An email provided to the Observer on Monday stated officials unloaded backpacks and discovered most contained a warning tag required by Proposition 65 for California residents. The tags mark items that may contain cancer-causing chemicals.
“We immediately paused the rollout of this safety measure when it was revealed the majority of the inventory had the tag,” Eve White, CMS executive director of communications, wrote in the email. “In an abundance of caution, we will not proceed with clear backpack distribution until this matter is resolved. We are contacting the manufacturer and proceeding with reclaiming any backpacks that were provided to students in advance of school distribution.”
A purchase order shows CMS bought the backpacks in November via Office Depot, which sells but does not manufacture the bags. The order shows 40,000 of the 46,000 backpacks were made by New York-based A.D. Sutton and Sons and are primarily made of a material called polyvinyl chloride or PVC No. 3. The remaining 6,000 backpacks were manufactured by New York-based Bijoux International, Inc. and are made of a similar material.
What the warning means
A state of California website maintained for Proposition 65 states six phthalates commonly found in PVC products are on the warning list because they can cause “birth defects or other reproductive harm and/or cancer.” California’s Proposition 65 “requires businesses to determine if they must provide a warning about exposure to the chemical.”
Besides backpacks, plastic lunchboxes, binders, rainwear, handbags, plastic shower curtains and bath mats, among other products, can contain phthalates.

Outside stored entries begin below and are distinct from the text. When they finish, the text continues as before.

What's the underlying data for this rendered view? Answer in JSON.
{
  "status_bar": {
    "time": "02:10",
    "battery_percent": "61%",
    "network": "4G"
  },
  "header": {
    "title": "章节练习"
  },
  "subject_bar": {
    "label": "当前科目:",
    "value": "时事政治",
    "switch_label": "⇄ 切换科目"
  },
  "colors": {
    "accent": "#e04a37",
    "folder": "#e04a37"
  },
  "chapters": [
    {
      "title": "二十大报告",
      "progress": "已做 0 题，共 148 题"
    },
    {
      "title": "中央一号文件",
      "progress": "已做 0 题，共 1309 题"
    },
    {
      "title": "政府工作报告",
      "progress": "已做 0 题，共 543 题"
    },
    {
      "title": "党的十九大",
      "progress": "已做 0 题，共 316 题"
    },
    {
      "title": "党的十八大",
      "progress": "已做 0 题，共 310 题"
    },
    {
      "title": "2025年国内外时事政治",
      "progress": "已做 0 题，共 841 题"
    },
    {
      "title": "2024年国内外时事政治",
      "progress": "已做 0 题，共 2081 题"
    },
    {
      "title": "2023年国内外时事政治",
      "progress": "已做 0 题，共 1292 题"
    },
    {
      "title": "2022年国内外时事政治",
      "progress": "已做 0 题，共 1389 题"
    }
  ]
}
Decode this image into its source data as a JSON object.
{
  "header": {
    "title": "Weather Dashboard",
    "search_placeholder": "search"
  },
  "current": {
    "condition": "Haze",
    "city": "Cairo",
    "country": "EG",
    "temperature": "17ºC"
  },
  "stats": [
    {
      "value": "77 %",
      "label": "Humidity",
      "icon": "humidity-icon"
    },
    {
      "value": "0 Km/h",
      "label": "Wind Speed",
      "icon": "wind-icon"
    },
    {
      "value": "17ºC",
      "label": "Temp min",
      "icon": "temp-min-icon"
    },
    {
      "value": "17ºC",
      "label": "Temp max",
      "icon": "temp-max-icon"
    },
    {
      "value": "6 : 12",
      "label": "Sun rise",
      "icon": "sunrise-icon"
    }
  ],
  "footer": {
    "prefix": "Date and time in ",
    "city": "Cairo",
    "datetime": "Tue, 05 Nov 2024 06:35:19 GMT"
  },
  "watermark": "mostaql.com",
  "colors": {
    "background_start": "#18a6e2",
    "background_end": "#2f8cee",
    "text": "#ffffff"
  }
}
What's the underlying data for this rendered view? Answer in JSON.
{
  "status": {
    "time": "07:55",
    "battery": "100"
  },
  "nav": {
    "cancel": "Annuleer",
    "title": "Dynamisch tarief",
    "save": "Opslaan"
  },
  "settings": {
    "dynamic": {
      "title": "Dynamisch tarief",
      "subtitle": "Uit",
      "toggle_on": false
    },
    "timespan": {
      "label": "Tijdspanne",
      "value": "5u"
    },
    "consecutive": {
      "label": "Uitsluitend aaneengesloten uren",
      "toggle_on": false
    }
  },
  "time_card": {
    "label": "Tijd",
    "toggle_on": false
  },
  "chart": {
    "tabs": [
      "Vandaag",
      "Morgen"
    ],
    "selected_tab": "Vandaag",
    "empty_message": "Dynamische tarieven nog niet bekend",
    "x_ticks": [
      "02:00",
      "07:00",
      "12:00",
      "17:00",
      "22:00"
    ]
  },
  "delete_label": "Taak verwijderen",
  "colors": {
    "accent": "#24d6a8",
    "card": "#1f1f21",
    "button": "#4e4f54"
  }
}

A warning “informs a consumer that she/he is being exposed to carcinogens or reproductive toxins that exceed certain threshold levels,” states a frequently asked questions page on California’s Attorney General Rob Bonta’s website. “This is not the same as a regulatory decision that a product is ‘safe’ or ‘unsafe.’ A consumer can seek information about the actual levels of exposure from the business that produces the product or causes the exposure in order to decide whether to accept, avoid, or take measures to mitigate the exposure risk.”
A layered approach
Clear backpacks are part of a layered approach CMS is implementing in response to safety concerns on campuses. Eddie Perez, a media relations specialist for CMS, told the Observer this month that 25 firearms have been found on campuses this school year.
The district announced last month students at Hopewell High School and Cochrane Collegiate Academy would be the first to try out clear backpacks. CMS planned to try clear backpacks at Hopewell High and Cochrane Collegiate Academy, consider feedback and distribute to other schools this spring. The district also planned to deploy several clear backpacks to students in the district’s other high schools to provide an opportunity to also experience the backpacks.
Superintendent Earnest Winston told school board members in March that high school students told district officials they wanted to “actually touch and feel and see what the clear backpacks look like.”
Along with clear backpacks, the district also doubled the number of random safety screenings in secondary schools, purchased body scanning equipment and implemented the “Say Something” Anonymous Reporting System for grades 6-12 that allows students to submit anonymous safety concerns. The system had already generated 500 tips in less than two months.